Les
hommes et les choses sont susceptibles de s’amollir. Il serait plus juste de
dire qu’il faut les y contraindre. De prime abord, cela semble difficile, mais
à force de volonté, en ne mésestimant pas ses capacités, cela ne manque pas d’arriver ;
et ce qui n’était encore un instant auparavant qu’un encombrant camion-citerne
arrêté sous votre fenêtre et vous empêchant de raser les murs à votre guise,
s’écoule dès lors jusqu’au caniveau pour y disparaître. Rien à vrai dire ne
résiste à l’amollissement, et il suffit par exemple de se convaincre qu’une
cathédrale n’est qu’un assemblage de sable et de pierre prétentieusement élevé
vers le ciel, pour que cette gêneuse commence à trembler et frémir comme une
crème anglaise dans un plat malencontreusement posé par des domestiques
imprudents sur le pli d’une nappe ou le coin d’une table.
Ce
qui est possible avec les choses l’est non moins avec les hommes, même si ces
derniers, pour on ne sait quelle raison de dignité, y sont plus rétifs. Les hommes
font toujours des histoires. Le même destin liquide les attend pourtant. De
façon générale, lorsqu’on ne s’est pas encore avisé de les amollir, il est plus
difficile de se séparer d’une accaparante canaille que d’un canapé. Car il est
notoirement connu qu’un canapé on peut toujours le passer par la fenêtre, alors
qu’une accaparante canaille, si on entend lui faire suivre le même trajet, ne
manquera pas de rouspéter et de faire valoir ses droits. Rien ne vaut dans ces
conditions l’amollissement. Ainsi, sans misanthropie aucune, amollir un
architecte ou un huissier-expulseur est un plaisir rare dont on ne se lasse
pas ; et tordre au-dessus de l’évier la serpillière avec laquelle on vient
d’essuyer leur désolante petite trace baveuse est un délice qui ne peut être
comparé qu’à celui que l’on éprouve à voir un enfant pleurer ou un animal
blessé…
Evidemment,
il serait tentant d’abuser de ces belles et bonnes choses.

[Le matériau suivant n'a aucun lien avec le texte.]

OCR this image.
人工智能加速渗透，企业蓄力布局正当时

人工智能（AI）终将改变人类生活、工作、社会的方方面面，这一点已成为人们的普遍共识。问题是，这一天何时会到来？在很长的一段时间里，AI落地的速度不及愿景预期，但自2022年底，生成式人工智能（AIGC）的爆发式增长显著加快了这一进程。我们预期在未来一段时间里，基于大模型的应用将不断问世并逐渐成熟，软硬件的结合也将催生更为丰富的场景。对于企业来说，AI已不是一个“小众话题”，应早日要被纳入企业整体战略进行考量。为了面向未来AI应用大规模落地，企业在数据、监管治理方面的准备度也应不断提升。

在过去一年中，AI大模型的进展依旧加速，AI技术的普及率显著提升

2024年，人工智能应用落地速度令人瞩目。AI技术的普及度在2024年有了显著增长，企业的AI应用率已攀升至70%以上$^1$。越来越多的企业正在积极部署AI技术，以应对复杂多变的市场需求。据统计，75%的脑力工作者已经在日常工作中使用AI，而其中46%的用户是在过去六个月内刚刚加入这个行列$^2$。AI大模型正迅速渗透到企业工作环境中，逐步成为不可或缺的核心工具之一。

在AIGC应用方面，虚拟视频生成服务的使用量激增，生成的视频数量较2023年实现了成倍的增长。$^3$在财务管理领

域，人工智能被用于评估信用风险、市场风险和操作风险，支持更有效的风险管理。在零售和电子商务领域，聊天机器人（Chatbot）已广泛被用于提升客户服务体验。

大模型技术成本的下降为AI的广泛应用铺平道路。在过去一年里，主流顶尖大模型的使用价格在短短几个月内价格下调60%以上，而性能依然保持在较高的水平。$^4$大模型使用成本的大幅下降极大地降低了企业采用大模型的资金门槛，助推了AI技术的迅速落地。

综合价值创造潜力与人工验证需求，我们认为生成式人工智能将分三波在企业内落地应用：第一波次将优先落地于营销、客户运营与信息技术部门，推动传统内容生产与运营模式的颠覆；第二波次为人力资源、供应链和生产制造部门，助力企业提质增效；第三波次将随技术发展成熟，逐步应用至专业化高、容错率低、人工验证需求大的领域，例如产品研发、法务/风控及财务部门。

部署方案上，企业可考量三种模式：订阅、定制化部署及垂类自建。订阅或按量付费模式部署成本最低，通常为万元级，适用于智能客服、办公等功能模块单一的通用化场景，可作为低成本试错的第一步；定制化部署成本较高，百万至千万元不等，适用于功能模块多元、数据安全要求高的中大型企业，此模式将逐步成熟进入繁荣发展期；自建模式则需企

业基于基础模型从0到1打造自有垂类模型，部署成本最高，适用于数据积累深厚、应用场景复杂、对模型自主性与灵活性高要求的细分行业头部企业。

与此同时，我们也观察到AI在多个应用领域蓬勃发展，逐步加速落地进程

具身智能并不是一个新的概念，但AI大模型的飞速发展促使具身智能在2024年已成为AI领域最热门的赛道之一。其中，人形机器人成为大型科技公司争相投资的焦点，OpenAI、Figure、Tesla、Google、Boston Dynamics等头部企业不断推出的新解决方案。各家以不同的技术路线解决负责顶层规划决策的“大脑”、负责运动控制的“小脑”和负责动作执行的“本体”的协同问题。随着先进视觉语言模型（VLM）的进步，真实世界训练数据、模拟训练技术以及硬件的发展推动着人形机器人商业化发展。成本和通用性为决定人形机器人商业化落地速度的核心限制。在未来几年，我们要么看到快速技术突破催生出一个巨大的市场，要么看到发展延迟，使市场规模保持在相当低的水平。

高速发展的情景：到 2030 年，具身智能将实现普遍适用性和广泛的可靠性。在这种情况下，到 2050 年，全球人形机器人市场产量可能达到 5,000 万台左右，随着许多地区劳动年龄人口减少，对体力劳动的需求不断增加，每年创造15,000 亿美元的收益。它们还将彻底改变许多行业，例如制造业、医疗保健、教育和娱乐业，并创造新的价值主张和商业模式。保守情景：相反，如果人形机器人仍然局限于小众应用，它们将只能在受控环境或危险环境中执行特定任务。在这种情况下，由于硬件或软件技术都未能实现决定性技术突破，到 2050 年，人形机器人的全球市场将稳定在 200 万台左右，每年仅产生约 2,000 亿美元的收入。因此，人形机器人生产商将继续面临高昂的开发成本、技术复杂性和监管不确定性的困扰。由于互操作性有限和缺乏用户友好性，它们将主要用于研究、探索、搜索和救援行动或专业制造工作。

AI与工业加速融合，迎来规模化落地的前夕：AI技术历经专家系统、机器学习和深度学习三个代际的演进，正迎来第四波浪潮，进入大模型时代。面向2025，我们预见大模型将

Après tout, les
« empêcheurs de vivre » sont légions. Mais il faut savoir
raison garder et ne recourir à l’amollissement que lorsqu’on s’est par trop
heurté aux dures arêtes du monde et qu’une riposte même formelle à tant de
souffrances devient une nécessaire compensation.
Le
texte a été écrit au début des années 2000. Frédéric Perrot.